Amicus Briefs
Black v. SEC and FINRA
CASE SUMMARY
NCLA asks the U.S. Fourth Circuit Court of Appeals to set aside SEC’s partial affirmance of a sanction FINRA illegally imposed on a North Carolina securities firm and its principal owner, Frank Black. FINRA investigates, prosecutes, and punishes hundreds of securities firms and brokers every year for alleged violations of federal securities laws and rules, without meaningful supervision by any presidentially appointed U.S. government officer.
FINRA is a nominally private non-profit corporation regulating the securities brokerage industry, subject to SEC oversight. It wields vast legislative, executive, and adjudicatory powers over more than 600,000 individual brokers and thousands of broker-dealer firms nationwide. In a typical year FINRA bars hundreds of brokers from the securities industry and imposes tens of millions of dollars in aggregate fines against industry participants. FINRA claims it is not a “state actor”—leaving it unbound by most constitutional restraints when it investigates, prosecutes, and punishes alleged wrongdoers. But when private actors wield substantial executive power ordinarily performed by government officials, as FINRA does, Article II of the Constitution and the so-called private nondelegation doctrine demand pervasive governmental supervision and oversight.

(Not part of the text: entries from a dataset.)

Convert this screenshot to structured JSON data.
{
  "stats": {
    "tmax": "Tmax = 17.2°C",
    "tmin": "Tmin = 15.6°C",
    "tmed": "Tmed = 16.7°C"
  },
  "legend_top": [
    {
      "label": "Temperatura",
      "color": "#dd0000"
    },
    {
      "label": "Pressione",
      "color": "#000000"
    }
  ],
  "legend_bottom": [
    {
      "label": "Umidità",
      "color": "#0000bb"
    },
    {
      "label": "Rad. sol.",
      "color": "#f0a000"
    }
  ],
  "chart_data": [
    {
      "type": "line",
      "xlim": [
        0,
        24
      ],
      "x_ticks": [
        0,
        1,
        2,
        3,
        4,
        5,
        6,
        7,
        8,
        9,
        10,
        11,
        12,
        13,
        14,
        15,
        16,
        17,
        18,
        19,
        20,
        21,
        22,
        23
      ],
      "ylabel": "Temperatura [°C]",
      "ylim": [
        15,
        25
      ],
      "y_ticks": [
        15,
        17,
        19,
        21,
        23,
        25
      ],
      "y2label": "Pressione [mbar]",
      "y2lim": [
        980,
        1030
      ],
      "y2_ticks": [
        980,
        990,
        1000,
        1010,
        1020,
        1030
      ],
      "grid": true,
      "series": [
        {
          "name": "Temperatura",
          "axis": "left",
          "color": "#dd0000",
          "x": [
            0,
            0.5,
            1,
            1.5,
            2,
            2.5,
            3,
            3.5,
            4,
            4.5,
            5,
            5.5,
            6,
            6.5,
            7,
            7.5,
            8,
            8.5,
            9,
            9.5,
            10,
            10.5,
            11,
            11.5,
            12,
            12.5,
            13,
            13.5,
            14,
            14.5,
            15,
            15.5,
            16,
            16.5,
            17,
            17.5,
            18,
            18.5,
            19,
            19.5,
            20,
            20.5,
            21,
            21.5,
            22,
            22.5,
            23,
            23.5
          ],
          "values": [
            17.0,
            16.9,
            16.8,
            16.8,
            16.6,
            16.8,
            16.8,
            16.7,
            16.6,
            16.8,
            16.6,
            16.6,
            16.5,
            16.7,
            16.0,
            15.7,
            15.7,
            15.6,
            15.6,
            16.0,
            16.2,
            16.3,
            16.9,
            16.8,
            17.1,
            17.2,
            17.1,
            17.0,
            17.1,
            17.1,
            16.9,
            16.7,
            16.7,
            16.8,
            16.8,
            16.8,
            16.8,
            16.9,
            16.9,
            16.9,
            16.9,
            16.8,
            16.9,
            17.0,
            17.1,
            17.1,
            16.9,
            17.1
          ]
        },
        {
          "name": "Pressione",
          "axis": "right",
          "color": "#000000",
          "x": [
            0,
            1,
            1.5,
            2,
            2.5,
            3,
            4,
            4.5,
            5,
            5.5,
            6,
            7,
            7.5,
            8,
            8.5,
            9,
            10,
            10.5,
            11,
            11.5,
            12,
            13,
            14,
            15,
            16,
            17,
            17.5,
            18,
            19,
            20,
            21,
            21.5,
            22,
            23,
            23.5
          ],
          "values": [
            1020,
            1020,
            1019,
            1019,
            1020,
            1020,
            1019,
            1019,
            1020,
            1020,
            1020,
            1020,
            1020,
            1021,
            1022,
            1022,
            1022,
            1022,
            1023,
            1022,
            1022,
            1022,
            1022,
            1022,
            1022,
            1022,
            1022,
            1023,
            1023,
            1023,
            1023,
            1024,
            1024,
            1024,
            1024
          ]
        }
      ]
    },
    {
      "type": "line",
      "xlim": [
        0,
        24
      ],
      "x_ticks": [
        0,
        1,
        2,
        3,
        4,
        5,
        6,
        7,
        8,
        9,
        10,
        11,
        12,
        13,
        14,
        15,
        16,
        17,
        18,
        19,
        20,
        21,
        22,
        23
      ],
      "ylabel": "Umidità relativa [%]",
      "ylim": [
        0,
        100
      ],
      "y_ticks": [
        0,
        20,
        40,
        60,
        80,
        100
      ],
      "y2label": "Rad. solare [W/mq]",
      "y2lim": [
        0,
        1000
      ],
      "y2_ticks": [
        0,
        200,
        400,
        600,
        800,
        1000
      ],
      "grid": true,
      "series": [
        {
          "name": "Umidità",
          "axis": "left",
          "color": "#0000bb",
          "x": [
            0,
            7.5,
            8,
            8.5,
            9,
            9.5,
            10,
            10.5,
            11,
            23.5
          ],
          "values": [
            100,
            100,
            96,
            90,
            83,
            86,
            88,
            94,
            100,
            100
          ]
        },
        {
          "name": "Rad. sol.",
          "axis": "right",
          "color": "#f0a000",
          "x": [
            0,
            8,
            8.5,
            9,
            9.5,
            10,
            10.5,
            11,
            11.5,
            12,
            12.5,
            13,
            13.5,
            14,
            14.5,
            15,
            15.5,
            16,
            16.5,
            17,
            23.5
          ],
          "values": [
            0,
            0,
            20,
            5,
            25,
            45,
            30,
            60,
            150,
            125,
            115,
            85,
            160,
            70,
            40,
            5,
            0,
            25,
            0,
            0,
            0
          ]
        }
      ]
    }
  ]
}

That oversight and supervision is woefully lacking during FINRA enforcement investigations and disciplinary proceedings. SEC provides virtually no real-time supervision or direction of FINRA’s law enforcement activities. Indeed, in most cases, SEC commissioners are oblivious to FINRA’s investigatory and prosecutorial activities, even as those activities routinely threaten fines and other career-altering sanctions against American citizens. FINRA cannot evade the Constitution’s appointment, removal, due process, and jury trial requirements by claiming to be a mere private actor, while simultaneously wielding vast, unsupervised governmental power. If FINRA insists on being treated as a purely private actor, its unsupervised investigation, prosecution, and punishment of Mr. Black and his firm were blatantly unconstitutional and its resulting FINRA sanctions should be cancelled.